Scrapes on tape hardly break the solemnity. A citizen, stranded on the outskirts of Centralia, wishes to return to the inner sanctum, but is denied access. The wind continues to blow in “Imber Dock,” unobstructed by organs.
Persona La Ave
At first, I’m a little wary based on the press release’s description: “cheese funk” being the operative term, and not a particularly flattering one, although maybe it’s for the best to just come out with that up front. The label goes on to describe Persona La Ave as “one of future funk’s first artists;” again, not necessarily a compliment, but enough for me to give it the official click.
Cheese funk, future funk: what do these mean, if anything? The aesthetic here is not so much future as what people in the past imagined the future might sound like. These tracks are representative of a larger trend characterized, not by mere 80s-90s nostalgia, but nostalgia for the most recent wave of 80s-90s nostalgia which brought us the likes of Washed Out, Neon Indian, Toro Y Moi, et al. That being said, many a saccharine pop gem has resulted from these artists and their successors, and Persona La Ave won me over with at least one track of the five available on the MJMJ Bandcamp.
My favorite though – probably the least likely to emerge as the single – is “Movement,” the ninth of ten tracks on the album. Traces of Teen Inc. production and spastic synth-drums mix nicely with wordless vocal jump-ins, creating a nice sense of – dare I say it? – movement across the track’s four minutes. It seems like the creators felt re a bit more free on this track, careless about paying homage to their predecessors, trust themselves a bit more to get outside their comfort zones, and it really pays off.
If you like “Movement,” scope the MJMJ Bandcamp site for further info on Persona La Ave’s RELATION / TEMPATION. The tape goes for $6.66, or if you feel that this cheese needs to be tasted in FLAC to be fully appreciated, there is the $4.20 Bandcamp d/l option.
“TNR” feat. Jaakko Eino Kalevi (Superpitcher Chapter B Remix)
Superpitcher gave Kasper Bjørke a buzzcut with his remix of “TNR.” Make that a buzzcut with cowbell. And “Superpitcher” stenciled into the right side of its scalp like a high school basketball star. This is a pump-up jam for the lava lamp free diving olympic finals.
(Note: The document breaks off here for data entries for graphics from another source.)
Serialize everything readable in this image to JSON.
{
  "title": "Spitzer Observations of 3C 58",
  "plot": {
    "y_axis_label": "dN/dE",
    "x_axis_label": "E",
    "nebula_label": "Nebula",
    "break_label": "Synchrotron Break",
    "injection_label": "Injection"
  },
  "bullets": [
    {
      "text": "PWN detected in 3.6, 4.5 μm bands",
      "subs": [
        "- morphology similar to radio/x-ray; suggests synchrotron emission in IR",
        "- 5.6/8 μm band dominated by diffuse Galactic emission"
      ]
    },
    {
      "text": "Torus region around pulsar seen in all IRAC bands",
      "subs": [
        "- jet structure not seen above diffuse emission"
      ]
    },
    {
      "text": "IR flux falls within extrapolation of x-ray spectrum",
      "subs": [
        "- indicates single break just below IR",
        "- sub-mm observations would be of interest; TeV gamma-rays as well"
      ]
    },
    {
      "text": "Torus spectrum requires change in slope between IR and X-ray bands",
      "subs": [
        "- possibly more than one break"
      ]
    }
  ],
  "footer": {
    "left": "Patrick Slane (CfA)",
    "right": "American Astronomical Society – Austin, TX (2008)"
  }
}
While Bjørke has significantly scaled back the club anthems on his upcoming album “After Forever,” (which, ironically, will be released on September 22nd, leaving us to speculate about how humanity will be brought to an end on September 23rd.) Superpitcher endeavors to subvert the subverter by taking the inverse of Bjørke’s track i.e a slithering, gradual house belter well-suited for one’s eccy come-up in an old WWII bunker turned club or massive bombproof stronghold. Bjørke’s intention was to move from the funk infused sounds of his previous work towards icy, new wave disco. Good remixes are like peer reviews: they fill in the gaps in the essence of a song by realizing what the artist could have done. Should cowbell be mandatory in every new new new wave dance track? Or should it be banished to hell on the 100% for certain date of the next apocalypse.